Non ci sono più gli anziani di una volta, quelli del terzo millennio sono…super

Un nuovo studio rileva che le capacità fisiche e cognitive delle persone anziane sono migliorate in modo significativo negli ultimi 30 anni. Di certo una buona notizia se pensiamo che la popolazione degli anziani destinata a crescere nei prossimi decenni

Lo ha dichiarato lo studio, condotto dai ricercatori dell’Università di Jyväskylä in Finlandia, che ha confrontato le prestazioni fisiche e mentali di un gruppo di soggetti tra i 75 e gli 80 anni con un gruppo di età simile negli anni ’90.

I ricercatori hanno scoperto che la forza muscolare, la velocità di deambulazione, le reazioni, la fluidità verbale e la memoria erano tutte migliori ora, ma solo tra i soggetti anziani che avevano studiato.
La conclusione essenziale è stata che le persone anziane oggi sembrano, agiscono e pensano più giovani delle loro controparti di quasi 30 anni fa.
La principale differenza tra le due coorti prese in esame quindi sembra essere l’ambiente in cui sono cresciute e sono cresciute.

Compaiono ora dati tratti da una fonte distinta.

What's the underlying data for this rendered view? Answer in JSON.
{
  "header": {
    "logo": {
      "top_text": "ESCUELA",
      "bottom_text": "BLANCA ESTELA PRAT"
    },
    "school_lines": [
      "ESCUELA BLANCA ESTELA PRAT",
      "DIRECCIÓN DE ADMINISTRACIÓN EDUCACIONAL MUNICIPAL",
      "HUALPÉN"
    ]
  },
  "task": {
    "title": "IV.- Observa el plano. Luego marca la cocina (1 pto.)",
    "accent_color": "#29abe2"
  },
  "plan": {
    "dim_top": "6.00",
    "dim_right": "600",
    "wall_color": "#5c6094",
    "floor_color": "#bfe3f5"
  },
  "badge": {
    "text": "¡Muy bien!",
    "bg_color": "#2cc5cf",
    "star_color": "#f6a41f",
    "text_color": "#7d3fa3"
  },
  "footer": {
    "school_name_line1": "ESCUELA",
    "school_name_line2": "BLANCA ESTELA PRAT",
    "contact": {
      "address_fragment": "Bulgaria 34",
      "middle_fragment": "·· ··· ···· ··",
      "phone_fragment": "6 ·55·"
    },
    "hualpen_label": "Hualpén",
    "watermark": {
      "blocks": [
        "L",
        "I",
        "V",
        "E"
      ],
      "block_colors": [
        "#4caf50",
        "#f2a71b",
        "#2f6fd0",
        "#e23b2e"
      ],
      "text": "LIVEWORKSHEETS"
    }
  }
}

Più attività nel corso della vita è stata correlata a forza e velocità livelli generalmente più alti di istruzione si traducono in prestazioni cognitive superiori.
I risultati suggeriscono che aumentare l’aspettativa di vita significa anche più anni di vita di qualità superiore, determinando quella che potremmo chiamare una mezza età estesa, prolungata, diluita.

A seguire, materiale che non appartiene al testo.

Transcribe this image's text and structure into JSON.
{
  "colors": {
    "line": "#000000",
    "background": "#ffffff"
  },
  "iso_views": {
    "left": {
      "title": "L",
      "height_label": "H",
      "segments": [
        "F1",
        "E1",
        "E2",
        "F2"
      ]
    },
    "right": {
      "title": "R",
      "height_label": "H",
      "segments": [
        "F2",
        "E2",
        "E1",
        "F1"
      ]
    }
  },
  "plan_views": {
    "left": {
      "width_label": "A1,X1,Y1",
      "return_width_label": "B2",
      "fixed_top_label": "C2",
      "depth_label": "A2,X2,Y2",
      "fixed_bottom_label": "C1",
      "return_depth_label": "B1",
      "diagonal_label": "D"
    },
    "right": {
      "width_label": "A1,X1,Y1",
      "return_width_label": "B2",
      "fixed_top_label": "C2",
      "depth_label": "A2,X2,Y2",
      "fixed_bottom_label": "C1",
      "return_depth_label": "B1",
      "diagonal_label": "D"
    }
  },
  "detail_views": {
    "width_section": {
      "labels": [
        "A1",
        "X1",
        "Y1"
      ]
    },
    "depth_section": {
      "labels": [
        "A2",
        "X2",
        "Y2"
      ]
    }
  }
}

Una nuova branca di studi: l’epidemiologia cognitiva

Una intelligenza superiore alla media non avrebbe effetti solo sul successo economico e lavorativo ma garantirebbe anche maggiore longevità e una salute di ferro. Almeno è ciò che sostiene lo psicologo scozzese Ian Deary che ha coniato il termine ‘epidemiologia cognitiva’ per identificare questa branca di ricerche. In forze al Centro per l’ivecchiamento cognitivo dell’Università di Edimburgo il professor Deary tira una riga che unisce le capacità mostrate sin dai primi anni di vita e l’invecchiamento di successo, il cosiddetto ‘successful aging’. Per le sue osservazioni ha esaminato i dati dello Scottish Mental Survey, un questionario a cui sono stati sottoposti tutti i bambini che avevano 11 anni nel 1947, circa 70mila. Deary ha poi recuperato quei dati e li ha confrontati con il rischio di morte degli stessi individui all’età di 79 anni. 

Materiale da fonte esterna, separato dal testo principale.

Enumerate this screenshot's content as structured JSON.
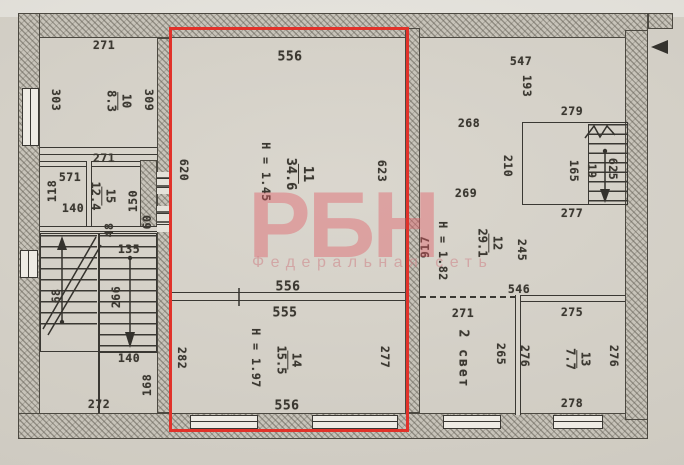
{
  "document": {
    "type": "scanned BTI floor plan (technical passport drawing)",
    "highlight_note": "red rectangle outlining rooms 11 and 14"
  },
  "watermark": {
    "logo": "РБН",
    "tagline": "Федеральная сеть"
  },
  "colors": {
    "paper": "#d8d4cb",
    "ink": "#3b3831",
    "highlight_red": "#e1322a",
    "watermark_pink": "#e05a64"
  },
  "rooms": {
    "r10": {
      "number": "10",
      "area": "8.3"
    },
    "r11": {
      "number": "11",
      "area": "34.6",
      "height": "H = 1.45"
    },
    "r12": {
      "number": "12",
      "area": "29.1",
      "height": "H = 1.82"
    },
    "r13": {
      "number": "13",
      "area": "7.7"
    },
    "r14": {
      "number": "14",
      "area": "15.5",
      "height": "H = 1.97"
    },
    "r15": {
      "number": "15",
      "area": "12.4"
    },
    "svet": {
      "label": "2 свет"
    }
  },
  "dims": {
    "top_271": "271",
    "r11_top_556": "556",
    "r12_top_547": "547",
    "stair2_279": "279",
    "r12_268": "268",
    "r12_269": "269",
    "stair2_277": "277",
    "mid_271": "271",
    "closet_571": "571",
    "closet_140": "140",
    "stair_135": "135",
    "stair_140": "140",
    "hall_272": "272",
    "wall_556_top": "556",
    "wall_555": "555",
    "r14_556": "556",
    "r12_546": "546",
    "svet_271": "271",
    "r13_275": "275",
    "r13_278": "278",
    "left_303": "303",
    "r10_309": "309",
    "r11_620": "620",
    "r11_623": "623",
    "r12_193": "193",
    "stair2_210": "210",
    "stair2_165": "165",
    "stair2_19": "19",
    "stair2_625": "625",
    "r12_245": "245",
    "total_917": "917",
    "svet_265": "265",
    "r13_276_left": "276",
    "r13_276_right": "276",
    "r14_282": "282",
    "r14_277": "277",
    "r15_150": "150",
    "closet_118": "118",
    "pass_48": "48",
    "pass_60": "60",
    "stair_266": "266",
    "stair_68": "68",
    "land_168": "168"
  }
}
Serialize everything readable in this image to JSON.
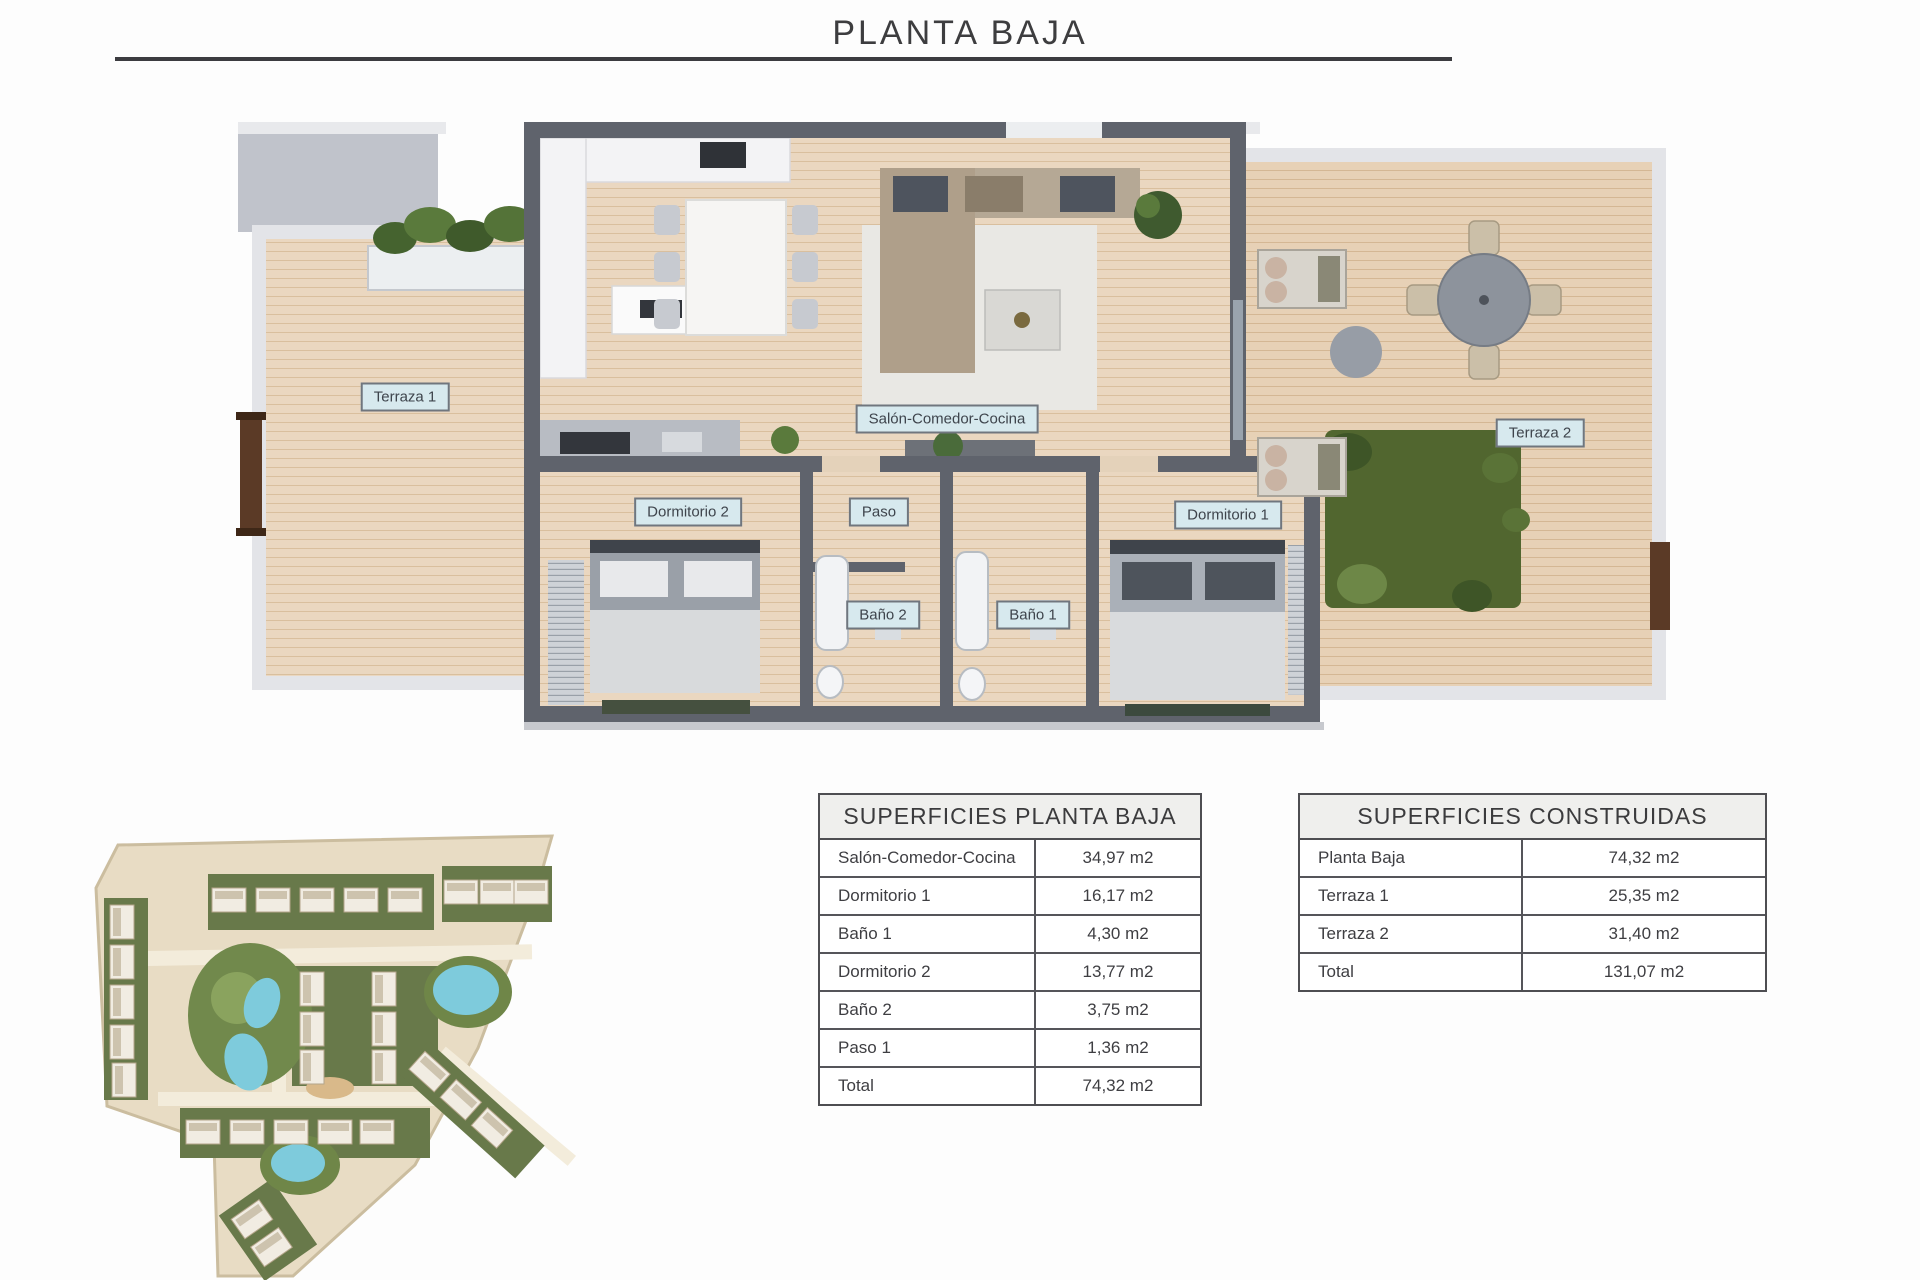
{
  "page": {
    "title": "PLANTA BAJA"
  },
  "floor_plan": {
    "room_labels": [
      {
        "id": "terraza-1",
        "label": "Terraza 1"
      },
      {
        "id": "salon-comedor-cocina",
        "label": "Salón-Comedor-Cocina"
      },
      {
        "id": "dormitorio-2",
        "label": "Dormitorio 2"
      },
      {
        "id": "paso",
        "label": "Paso"
      },
      {
        "id": "dormitorio-1",
        "label": "Dormitorio 1"
      },
      {
        "id": "bano-2",
        "label": "Baño 2"
      },
      {
        "id": "bano-1",
        "label": "Baño 1"
      },
      {
        "id": "terraza-2",
        "label": "Terraza 2"
      }
    ]
  },
  "tables": {
    "planta_baja": {
      "title": "SUPERFICIES PLANTA BAJA",
      "rows": [
        {
          "label": "Salón-Comedor-Cocina",
          "value": "34,97 m2"
        },
        {
          "label": "Dormitorio 1",
          "value": "16,17 m2"
        },
        {
          "label": "Baño 1",
          "value": "4,30 m2"
        },
        {
          "label": "Dormitorio 2",
          "value": "13,77 m2"
        },
        {
          "label": "Baño 2",
          "value": "3,75 m2"
        },
        {
          "label": "Paso 1",
          "value": "1,36 m2"
        },
        {
          "label": "Total",
          "value": "74,32 m2"
        }
      ]
    },
    "construidas": {
      "title": "SUPERFICIES CONSTRUIDAS",
      "rows": [
        {
          "label": "Planta Baja",
          "value": "74,32 m2"
        },
        {
          "label": "Terraza 1",
          "value": "25,35 m2"
        },
        {
          "label": "Terraza 2",
          "value": "31,40 m2"
        },
        {
          "label": "Total",
          "value": "131,07 m2"
        }
      ]
    }
  },
  "colors": {
    "label_bg": "#d7e9ee",
    "wall_dark": "#5f636c",
    "wall_light": "#e3e4e8",
    "wood_floor": "#ead7c0",
    "grass": "#51662f",
    "pool": "#7ecbdc",
    "table_border": "#4e4e52",
    "table_header_bg": "#efefed"
  }
}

La ricerca, pubblicata sul British Medical Journal, ha mostrato una relazione inversa tra alti punteggi nei test cognitivi durante l’infanzia e rischio di morte per patologie cardiovascolari, respiratorie e fumo-correlate come i tumori di polmone e colon retto, sino a comprendere i decessi per traumi e la demenza. La ragione starebbe in un mix di genetica e scelte più salutari come una migliore dieta e l’astensione da fumo e alcol. Ma i ricercatori sospettano che l’intelligenza potrebbe essere il ‘sintomo’ di un cervello e di un organismo più sani.